This article first appeared at TheNewAmerican.com on Monday, November 17, 2014:
In the first major vote in the House during the current lame duck session, on Friday a bill to approve the Keystone XL Pipeline passed by a vote of 252-161. In an ironic twist, the bill — the ninth one approving Keystone — was sponsored by Rep. Bill Cassidy, the Louisiana Republican facing Democrat Senator Mary Landrieu in a runoff election on December 6. Landrieu has been moving heaven and earth in the Senate to approve Keystone in an attempt to salvage her career.
Here we are on the ninth attempt. It has been 539 days, about a year and a half, since the House first sent a Keystone approval bill to the Senate in this Congress. We are going to make it as easy as possible for the Senate to finally get a bill to president’s desk.
And there it will die, if it makes it that far, as President Obama has repeatedly stated. Which raises the question: Why bother?
After all, the highly volatile Keystone pipeline about which environmentalists are all in a dither is merely the fourth leg of the pipeline. The other three legs have been in operation for years, bringing crude from North Dakota to refineries on the Gulf coast. If approved, it would take three years to complete, cost upwards of $10 billion, and increase its capacity only by a little over 800,000 barrels per day. This compares to the nine million barrels per day already gushing from oil shale formations ranging from North Dakota to Texas. At present growth rates in the oil patches, Keystone would carry far less than 10 percent of all crude oil being produced by 2018.
Canadian companies saw the potential for delay years ago and began planning various workarounds, including building pipelines to the east coast — Energy East — as well as proposed pipelines taking oil sands from Hardisty (across the border from North Dakota beneath the Bakken formation) in Alberta, Canada, to the west coast. As Canadian Ambassador Gary Doer said back in July, 2013:
[Obama’s] choice is to have it come down by a pipeline that he approves, or without his approval, it comes down on trains. That’s just the raw common sense of this thing…. At the end of the day, it’s trains or pipelines.

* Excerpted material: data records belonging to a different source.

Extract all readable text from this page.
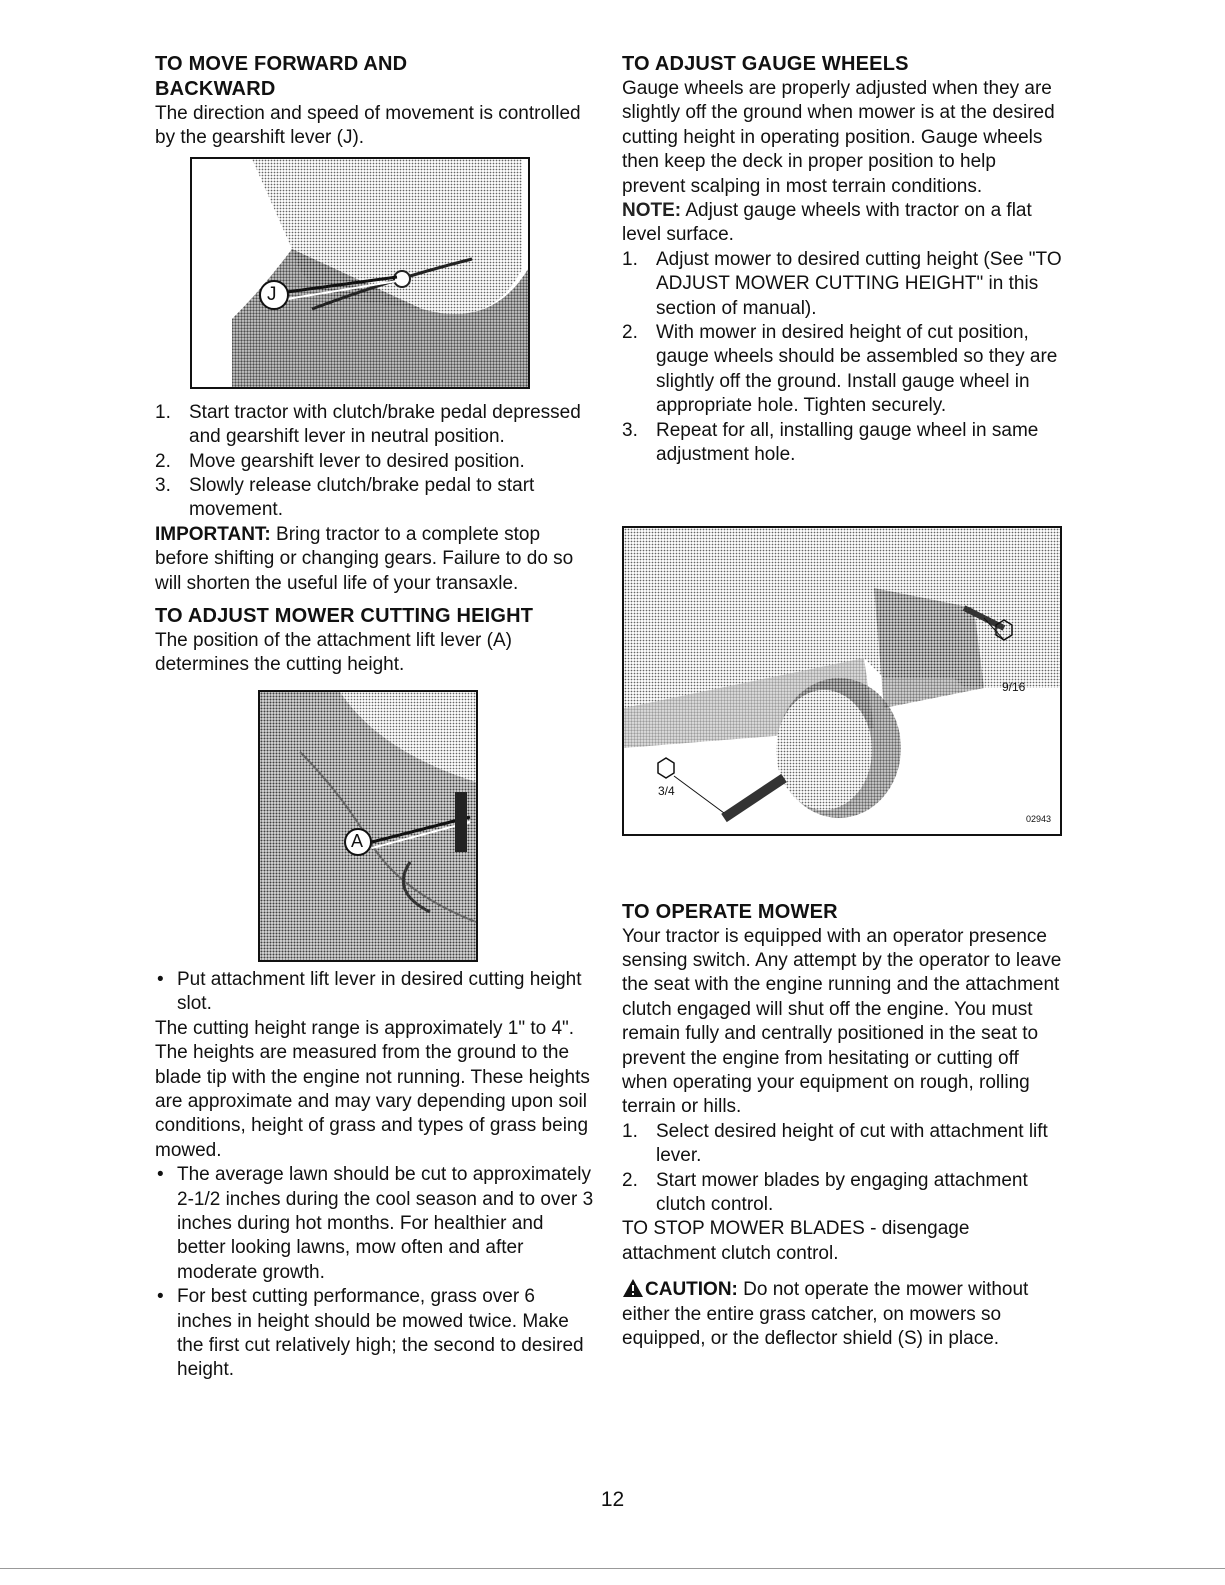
TO MOVE FORWARD AND
BACKWARD

The direction and speed of movement is controlled by the gearshift lever (J).

J
1. Start tractor with clutch/brake pedal depressed and gearshift lever in neutral position.
2. Move gearshift lever to desired position.
3. Slowly release clutch/brake pedal to start movement.

IMPORTANT: Bring tractor to a complete stop before shifting or changing gears. Failure to do so will shorten the useful life of your transaxle.

TO ADJUST MOWER CUTTING HEIGHT

The position of the attachment lift lever (A) determines the cutting height.

A
• Put attachment lift lever in desired cutting height slot.

The cutting height range is approximately 1" to 4". The heights are measured from the ground to the blade tip with the engine not running. These heights are approximate and may vary depending upon soil conditions, height of grass and types of grass being mowed.

• The average lawn should be cut to approximately 2-1/2 inches during the cool season and to over 3 inches during hot months. For healthier and better looking lawns, mow often and after moderate growth.
• For best cutting performance, grass over 6 inches in height should be mowed twice. Make the first cut relatively high; the second to desired height.
TO ADJUST GAUGE WHEELS

Gauge wheels are properly adjusted when they are slightly off the ground when mower is at the desired cutting height in operating position. Gauge wheels then keep the deck in proper position to help prevent scalping in most terrain conditions.

NOTE: Adjust gauge wheels with tractor on a flat level surface.

1. Adjust mower to desired cutting height (See "TO ADJUST MOWER CUTTING HEIGHT" in this section of manual).
2. With mower in desired height of cut position, gauge wheels should be assembled so they are slightly off the ground. Install gauge wheel in appropriate hole. Tighten securely.
3. Repeat for all, installing gauge wheel in same adjustment hole.
9/16
3/4
02943
TO OPERATE MOWER

Your tractor is equipped with an operator presence sensing switch. Any attempt by the operator to leave the seat with the engine running and the attachment clutch engaged will shut off the engine. You must remain fully and centrally positioned in the seat to prevent the engine from hesitating or cutting off when operating your equipment on rough, rolling terrain or hills.

1. Select desired height of cut with attachment lift lever.
2. Start mower blades by engaging attachment clutch control.

TO STOP MOWER BLADES - disengage attachment clutch control.

CAUTION: Do not operate the mower without either the entire grass catcher, on mowers so equipped, or the deflector shield (S) in place.

12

Even though trains are more costly to ship the thousands of barrels of oil being produced from the Bakken formation, there are numerous advantages that are making them an attractive and perhaps permanent alternative to pipelines. As Ethan Bellamy, an analyst at investment firm Robert W. Baird, inelegantly but clearly put it, “Making a pipeline volume commitment is like getting married. Shipping by rail is like a one-night stand. Right now I suspect producers would rather stay bachelors.”
For instance, low sulfur content crude from Bakken is highly prized at east coast refineries, and therefore is more profitable for producers than the Texas refineries now served by present pipelines. Tad True, vice president of True Companies, an oil pipeline operator in North Dakota and Wyoming, said the trains can reach refineries that pipelines can’t. Because of that, he estimates that new oil pipeline construction will only be to tie to railheads the network of the more than 200,000 miles of pipelines that already exist, to make the whole system more efficient.

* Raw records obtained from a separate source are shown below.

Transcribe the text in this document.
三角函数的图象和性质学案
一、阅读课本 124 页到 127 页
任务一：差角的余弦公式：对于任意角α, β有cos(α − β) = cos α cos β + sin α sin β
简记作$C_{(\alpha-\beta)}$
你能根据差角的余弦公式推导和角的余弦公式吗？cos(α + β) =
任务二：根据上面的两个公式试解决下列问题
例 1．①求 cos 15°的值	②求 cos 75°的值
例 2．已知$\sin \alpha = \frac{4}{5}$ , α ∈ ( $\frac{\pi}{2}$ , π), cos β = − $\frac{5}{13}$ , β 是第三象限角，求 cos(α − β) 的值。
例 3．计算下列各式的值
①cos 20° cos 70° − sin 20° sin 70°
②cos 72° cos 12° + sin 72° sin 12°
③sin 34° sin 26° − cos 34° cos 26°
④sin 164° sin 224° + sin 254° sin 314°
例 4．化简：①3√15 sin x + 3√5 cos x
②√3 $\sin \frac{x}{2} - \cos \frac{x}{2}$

Enbridge Inc. doesn’t need Keystone. It is building its Northern Gateway Pipeline project to carry natural gas condensate eastward to markets on the east coast while simultaneously (using a double pipeline) carrying oil sands from Alberta to Kitimat, British Columbia, where it will be shipped to Asian refineries for processing. It is also building a new line, with the help of Marathon Petroleum Corporation, that will carry crude out of North Dakota to refineries in Michigan and Kentucky, starting in 2016.
Kinder-Morgan’s Trans-Mountain pipeline already delivers 300,000 barrels of crude every day from Alberta to Vancouver, B.C., and is seeking approval from Canadian authorities to nearly triple that with an expansion.
Although rail is more costly than pipeline transmission, it is almost as safe, despite the headlines that the 2013 Lac-Megantic tragedy generated. This was confirmed by Obama-appointed Federal Railroad Administrator Joseph Szabo:
Rail has never been safer. I have said repeatedly, 2012 — by virtually all measures — was the safest year in railroading history, with train accidents down a remarkable 43% in 10 years. And among the millions of annual shipments of hazardous materials by rail, less than a fraction of 1% of these has resulted in any type of release.
The passage by the House of its ninth attempt to force the Senate to send a bill approving Keystone to the president’s desk for signing will surely fail once again. The longer Obama waits, the less relevant Keystone becomes — as does the president himself.